Within hours, a templated statement arrived—likely copy-pasted from the same tired folder where all celebrity ‘clarifications’ go to die.
Apparently, Babil was “misinterpreted.” The video, we’re told, was him “sincerely acknowledging his peers” for their “authenticity and passion.”
Really? That’s your spin? The man was crying, y’all—not handing out award nominations.
Honestly, if Bollywood PR is going to keep churning out these generic, vanilla responses, they may as well ask AI to draft them. At least we’d get a more layered response.
Where’s the nuance? The honesty?
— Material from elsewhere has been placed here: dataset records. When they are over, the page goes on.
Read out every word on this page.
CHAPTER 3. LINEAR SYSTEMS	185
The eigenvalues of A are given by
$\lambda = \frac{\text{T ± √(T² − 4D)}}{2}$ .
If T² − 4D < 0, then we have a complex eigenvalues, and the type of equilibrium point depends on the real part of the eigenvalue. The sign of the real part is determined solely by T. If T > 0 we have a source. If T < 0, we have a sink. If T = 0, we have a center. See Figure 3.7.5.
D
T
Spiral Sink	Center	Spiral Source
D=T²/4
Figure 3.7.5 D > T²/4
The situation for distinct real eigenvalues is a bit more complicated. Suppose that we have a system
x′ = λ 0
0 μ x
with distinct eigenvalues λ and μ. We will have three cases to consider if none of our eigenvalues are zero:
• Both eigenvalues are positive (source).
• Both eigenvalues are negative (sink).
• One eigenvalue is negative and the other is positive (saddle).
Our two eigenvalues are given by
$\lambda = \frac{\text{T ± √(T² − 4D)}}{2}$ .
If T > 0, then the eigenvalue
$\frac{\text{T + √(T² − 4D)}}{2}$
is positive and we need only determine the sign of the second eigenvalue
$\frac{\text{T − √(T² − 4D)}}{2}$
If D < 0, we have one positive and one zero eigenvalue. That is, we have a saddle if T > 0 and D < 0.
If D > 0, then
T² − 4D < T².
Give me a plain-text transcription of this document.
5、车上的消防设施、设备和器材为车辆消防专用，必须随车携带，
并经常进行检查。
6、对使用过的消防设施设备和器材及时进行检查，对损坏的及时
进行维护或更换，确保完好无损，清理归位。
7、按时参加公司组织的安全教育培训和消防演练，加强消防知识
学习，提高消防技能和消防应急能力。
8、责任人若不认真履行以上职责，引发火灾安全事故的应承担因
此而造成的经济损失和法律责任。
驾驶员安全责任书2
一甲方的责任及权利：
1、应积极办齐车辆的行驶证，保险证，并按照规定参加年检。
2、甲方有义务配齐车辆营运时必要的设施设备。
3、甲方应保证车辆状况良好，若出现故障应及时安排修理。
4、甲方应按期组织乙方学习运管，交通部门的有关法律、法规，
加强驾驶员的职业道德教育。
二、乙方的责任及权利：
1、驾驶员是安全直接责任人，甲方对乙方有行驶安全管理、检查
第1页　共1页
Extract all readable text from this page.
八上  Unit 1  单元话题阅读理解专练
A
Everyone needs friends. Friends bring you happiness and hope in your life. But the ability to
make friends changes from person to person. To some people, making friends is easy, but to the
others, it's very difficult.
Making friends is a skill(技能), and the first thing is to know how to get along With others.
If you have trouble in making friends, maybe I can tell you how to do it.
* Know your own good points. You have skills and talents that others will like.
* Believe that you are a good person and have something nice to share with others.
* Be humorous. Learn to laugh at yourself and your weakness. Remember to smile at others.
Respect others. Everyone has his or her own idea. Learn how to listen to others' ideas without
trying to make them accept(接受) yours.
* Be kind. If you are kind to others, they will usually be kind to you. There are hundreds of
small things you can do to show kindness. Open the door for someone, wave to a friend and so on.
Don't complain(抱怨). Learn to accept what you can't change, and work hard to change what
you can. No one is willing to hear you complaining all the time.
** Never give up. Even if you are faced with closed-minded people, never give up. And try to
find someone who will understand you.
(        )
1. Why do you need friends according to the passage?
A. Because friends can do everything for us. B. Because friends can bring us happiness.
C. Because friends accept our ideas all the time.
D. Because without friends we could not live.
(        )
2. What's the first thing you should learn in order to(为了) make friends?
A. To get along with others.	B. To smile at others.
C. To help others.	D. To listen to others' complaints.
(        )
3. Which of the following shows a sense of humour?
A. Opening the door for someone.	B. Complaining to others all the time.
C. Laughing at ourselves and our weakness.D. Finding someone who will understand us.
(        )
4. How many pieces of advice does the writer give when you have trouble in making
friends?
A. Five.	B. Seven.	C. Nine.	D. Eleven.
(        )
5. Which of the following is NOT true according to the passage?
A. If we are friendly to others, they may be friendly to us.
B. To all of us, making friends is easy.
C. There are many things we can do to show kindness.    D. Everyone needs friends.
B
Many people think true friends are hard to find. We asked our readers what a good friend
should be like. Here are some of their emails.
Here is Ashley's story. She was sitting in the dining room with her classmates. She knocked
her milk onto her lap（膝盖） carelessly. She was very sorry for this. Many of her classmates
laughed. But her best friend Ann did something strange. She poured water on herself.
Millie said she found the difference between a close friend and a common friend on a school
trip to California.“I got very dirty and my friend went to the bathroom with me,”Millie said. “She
The guts to admit that sometimes, the industry is cruel, alienating, and exhausting—even to the well-connected? Instead of using Babil’s breakdown as an opportunity to show growth or even accountability, the PR playbook did what it always does: deny, deflect, dilute.
If this is “damage control,” it’s the most uninspired form of it. PR folks, take note: the audience is smarter now. We can spot a glossed-up cover-up from a mile away. Next time, try a statement that doesn’t read like it was drafted by a legal intern half-asleep on a Friday.
In the meantime, maybe let your clients be human. Even in Bollywood, that shouldn’t be so revolutionary.